Innovative Rural Coop in Colorado Shows the Way on Microgrids

Rural cooperative utilities were created under Franklin D. Roosevelt in 1935 as a utility structure benefiting from large-scale investments by the federal government in large hydroelectric facilities. These large infrastructure projects were designed to create jobs. Yet they also could provide low-cost electricity to regions, primarily in the West, that the private sector had not served due to the challenging economics of serving sparsely populated rural America.

Ironically, this push toward large centralized renewable energy facilities helped kill what had been a cottage industry of small wind turbines in places such as West Texas for self-reliant farmers. Still, the benefits outweighed the negatives. These small, locally controlled utilities were, for the most part, still dependent upon the ebbs and flows of hydroelectricity. While independent in governance, their options for energy innovation were limited.

That all started to change within the last decade. As the cost of more distributed energy resources (DER) such as solar photovoltaics (PV) and then batteries began to fall, many rural cooperatives began to rethink their approach. To hedge their bets and become more resilient in the light of power outages from extreme weather, wildfires and aging utility infrastructure, some rural coops ventured out to seek a more sustainable and resilient path forward.

Among those utilities was the Poudre Valley Rural Electric Association (PVREA), which serves Red Feather Lakes, an isolated community in a rugged area of the Rocky Mountains northwest of Fort Collins, Colorado. The area is subject to short-duration outages since it is served by a single and extremely vulnerable single distribution power line. Wildfires and major snowstorms can bring extended outages to the area. Just recently, two of the largest wildfires in Colorado history threatened local water supplies in the Fort Collins area.

Encorp Egility control platform graphical user interface screen

In 2018, a community group in Red Feather Lakes won a grant from a family foundation to install a solar photovoltaic (PV) system at the community library, a building that also serves as the Red Feather Lakes multi-purpose community center.  The group of co-op members behind the solar initiative invited Poudre Valley Rural Electric Administration (PVREA) staff to discuss ways the community might work with the co-op to maximize the value of the solar installation. The answer? Create a microgrid, a system that could keep the power flowing when the distribution line that snakes its way for 60 miles through treacherous mountain terrain goes down. 

A variety of scenarios for the microgrid were proposed and evaluated. A request for information (RFI) was issued and within a few months the cooperative selected a controller from Encorp, a company headquartered in nearby Fort Collins which had deployed numerous microgrids around the world in diverse locations such as Sweden, India and many military bases and commercial industrial facilities in Hawaii and throughout the U.S.

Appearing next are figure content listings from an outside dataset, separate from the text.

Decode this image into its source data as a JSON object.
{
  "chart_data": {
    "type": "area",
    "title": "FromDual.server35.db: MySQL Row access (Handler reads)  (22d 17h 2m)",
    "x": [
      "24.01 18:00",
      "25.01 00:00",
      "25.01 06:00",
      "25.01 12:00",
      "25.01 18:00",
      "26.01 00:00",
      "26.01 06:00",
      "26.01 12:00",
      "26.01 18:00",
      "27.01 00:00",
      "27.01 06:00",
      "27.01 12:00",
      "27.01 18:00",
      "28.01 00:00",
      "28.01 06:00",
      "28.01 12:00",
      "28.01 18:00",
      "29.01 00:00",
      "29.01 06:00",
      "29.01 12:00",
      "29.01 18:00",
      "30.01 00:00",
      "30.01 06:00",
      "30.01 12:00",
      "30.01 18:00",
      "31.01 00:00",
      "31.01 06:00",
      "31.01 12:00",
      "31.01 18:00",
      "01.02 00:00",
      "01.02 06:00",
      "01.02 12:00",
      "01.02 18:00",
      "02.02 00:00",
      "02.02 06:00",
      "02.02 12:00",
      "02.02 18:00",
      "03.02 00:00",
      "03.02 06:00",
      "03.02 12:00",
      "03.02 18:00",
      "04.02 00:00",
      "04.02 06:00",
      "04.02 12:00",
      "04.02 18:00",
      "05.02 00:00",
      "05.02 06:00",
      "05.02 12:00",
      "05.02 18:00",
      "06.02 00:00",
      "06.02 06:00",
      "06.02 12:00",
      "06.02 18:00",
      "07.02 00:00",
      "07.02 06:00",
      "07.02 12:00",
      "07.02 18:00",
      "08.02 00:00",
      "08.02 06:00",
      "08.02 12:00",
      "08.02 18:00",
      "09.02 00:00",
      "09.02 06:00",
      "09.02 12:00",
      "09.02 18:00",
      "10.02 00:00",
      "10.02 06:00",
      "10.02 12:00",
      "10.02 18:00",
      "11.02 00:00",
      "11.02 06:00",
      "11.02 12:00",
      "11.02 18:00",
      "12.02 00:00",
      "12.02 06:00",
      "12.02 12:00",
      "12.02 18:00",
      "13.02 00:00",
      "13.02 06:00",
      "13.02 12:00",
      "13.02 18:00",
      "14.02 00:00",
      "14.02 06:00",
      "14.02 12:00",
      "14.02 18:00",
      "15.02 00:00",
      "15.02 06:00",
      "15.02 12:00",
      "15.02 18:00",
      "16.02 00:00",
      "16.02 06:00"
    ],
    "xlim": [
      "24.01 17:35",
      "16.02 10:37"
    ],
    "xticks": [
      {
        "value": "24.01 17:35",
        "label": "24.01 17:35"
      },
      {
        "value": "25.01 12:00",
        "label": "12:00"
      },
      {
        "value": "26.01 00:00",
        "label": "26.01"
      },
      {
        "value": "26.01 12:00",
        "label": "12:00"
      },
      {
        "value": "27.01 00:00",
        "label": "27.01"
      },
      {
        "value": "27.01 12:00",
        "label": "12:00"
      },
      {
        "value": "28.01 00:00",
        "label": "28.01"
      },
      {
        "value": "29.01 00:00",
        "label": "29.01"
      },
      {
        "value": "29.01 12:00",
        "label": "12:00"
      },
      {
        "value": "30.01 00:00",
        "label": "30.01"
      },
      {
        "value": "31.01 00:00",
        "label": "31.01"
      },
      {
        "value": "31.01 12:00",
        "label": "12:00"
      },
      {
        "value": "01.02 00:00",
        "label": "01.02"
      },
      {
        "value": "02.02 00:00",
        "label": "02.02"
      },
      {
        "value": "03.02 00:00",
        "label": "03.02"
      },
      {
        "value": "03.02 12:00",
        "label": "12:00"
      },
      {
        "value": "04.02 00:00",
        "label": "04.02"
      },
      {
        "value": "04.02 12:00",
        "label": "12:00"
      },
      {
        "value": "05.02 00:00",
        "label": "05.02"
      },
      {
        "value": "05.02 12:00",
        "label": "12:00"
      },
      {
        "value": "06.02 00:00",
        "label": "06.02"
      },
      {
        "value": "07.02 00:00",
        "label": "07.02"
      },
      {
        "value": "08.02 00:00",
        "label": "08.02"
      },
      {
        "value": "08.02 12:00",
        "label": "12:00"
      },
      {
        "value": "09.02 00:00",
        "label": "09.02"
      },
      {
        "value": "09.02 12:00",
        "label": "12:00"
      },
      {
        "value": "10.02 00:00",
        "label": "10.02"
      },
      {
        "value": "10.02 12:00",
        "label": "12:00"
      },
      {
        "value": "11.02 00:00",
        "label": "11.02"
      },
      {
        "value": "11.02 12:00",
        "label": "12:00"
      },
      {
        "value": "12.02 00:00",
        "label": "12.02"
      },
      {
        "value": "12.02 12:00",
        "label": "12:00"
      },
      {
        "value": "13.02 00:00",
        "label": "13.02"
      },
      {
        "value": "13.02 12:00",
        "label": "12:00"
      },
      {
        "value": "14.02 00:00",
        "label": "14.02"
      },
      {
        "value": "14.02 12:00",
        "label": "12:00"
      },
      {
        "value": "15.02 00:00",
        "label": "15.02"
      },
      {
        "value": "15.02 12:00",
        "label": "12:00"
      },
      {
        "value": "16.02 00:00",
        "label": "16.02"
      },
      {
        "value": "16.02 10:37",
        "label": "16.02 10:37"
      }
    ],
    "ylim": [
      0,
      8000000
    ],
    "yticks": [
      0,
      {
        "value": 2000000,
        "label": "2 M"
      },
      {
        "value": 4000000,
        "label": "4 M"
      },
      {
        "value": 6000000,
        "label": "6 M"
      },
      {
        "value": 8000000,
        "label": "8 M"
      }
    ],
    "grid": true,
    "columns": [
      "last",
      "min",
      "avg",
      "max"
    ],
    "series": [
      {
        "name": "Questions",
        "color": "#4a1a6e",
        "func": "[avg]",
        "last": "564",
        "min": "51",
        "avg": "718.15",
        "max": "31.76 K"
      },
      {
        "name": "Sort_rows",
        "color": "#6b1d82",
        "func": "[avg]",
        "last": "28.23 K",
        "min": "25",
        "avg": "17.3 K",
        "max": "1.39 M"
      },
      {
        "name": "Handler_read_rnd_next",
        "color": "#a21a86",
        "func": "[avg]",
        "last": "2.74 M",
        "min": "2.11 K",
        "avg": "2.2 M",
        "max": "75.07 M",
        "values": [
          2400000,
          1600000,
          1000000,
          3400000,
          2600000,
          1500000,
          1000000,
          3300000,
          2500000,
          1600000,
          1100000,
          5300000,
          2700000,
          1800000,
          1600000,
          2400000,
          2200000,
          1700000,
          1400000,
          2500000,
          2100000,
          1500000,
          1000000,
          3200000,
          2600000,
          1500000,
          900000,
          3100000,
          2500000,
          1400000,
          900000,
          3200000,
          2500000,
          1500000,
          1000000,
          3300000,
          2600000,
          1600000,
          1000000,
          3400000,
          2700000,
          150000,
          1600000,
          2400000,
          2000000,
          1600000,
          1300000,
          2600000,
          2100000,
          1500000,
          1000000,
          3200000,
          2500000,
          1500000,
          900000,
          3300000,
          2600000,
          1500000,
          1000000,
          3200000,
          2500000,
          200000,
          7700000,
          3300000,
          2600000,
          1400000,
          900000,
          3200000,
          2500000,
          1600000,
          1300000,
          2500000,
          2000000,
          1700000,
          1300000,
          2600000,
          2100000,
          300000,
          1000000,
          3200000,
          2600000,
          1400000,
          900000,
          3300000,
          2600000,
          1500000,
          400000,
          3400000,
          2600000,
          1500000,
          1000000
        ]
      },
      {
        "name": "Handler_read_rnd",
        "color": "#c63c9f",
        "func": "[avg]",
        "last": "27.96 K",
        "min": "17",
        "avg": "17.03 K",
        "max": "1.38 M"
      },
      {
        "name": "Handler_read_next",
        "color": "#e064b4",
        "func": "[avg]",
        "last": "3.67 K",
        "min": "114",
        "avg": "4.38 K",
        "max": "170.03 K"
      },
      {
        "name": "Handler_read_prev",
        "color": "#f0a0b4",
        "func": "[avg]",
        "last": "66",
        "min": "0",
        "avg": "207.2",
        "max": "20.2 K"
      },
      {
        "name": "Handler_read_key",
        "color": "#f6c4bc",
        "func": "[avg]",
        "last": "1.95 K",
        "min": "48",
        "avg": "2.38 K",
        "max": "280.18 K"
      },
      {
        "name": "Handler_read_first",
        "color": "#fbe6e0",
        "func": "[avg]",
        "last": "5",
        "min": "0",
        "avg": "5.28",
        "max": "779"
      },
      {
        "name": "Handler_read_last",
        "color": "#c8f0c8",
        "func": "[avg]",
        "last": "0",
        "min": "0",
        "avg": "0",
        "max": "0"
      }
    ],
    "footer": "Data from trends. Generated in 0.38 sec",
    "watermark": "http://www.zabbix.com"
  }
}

The opportunity to join a federal Rural Energy Storage Deployment Program offered by the National Rural Electric Cooperative Association (NRECA) in 2020 allowed the project to move forward.  The funding made acquiring the battery feasible. It also provided access to technical services from Sandia National Laboratories, a pioneer on new microgrid concepts, which collected data and ran models to identify the optimal battery size and the proper integration of resources within the microgrid. 

NRECA, which has been exploring how rural coops can upgrade their networks and resiliency with new battery storage devices and microgrids, helped develop the solicitation parameters.  Poudre Valley REA eventually purchased a Tesla battery energy system through Namaste Solar, another local Colorado company. Namaste Solar was contracted to deliver and install the battery system. 

That’s the beauty of local rural cooperatives. They can deliver low-cost clean electricity and maximize jobs locally. Fort Collins happens to be one of the hot spots for microgrid controls innovation in the U.S. Encorp is among four companies based here that have been pioneers in this growing market. The U.S. leads the world in grid-connected microgrids such as this one. 

This microgrid is designed to provide up to 12 hours of resiliency during a grid outage. This should provide ample coverage during a “standard” outage in Red Feather Lakes of one to two hours from a downed tree or a vehicle taking out a co-op utility pole. Our controller allows for the maximizing of renewable energy content when the grid goes down but can also rely upon a propane back-up generator in the case of a long, extended outage. 

Rural cooperatives were created a long time ago. Their evolution mirrors that of the electricity industry, moving from large, centralized power plants and long distribution lines to a more decentralized system. Microgrids have become the poster child for this shift in energy planning and the provision of cleaner electricity to customers. Rural cooperatives, once viewed as laggards with new technology, are proving that they too can adapt and adopt new solutions such as microgrids. In this case, a solution to the challenge of global climate change and a local need for resilience.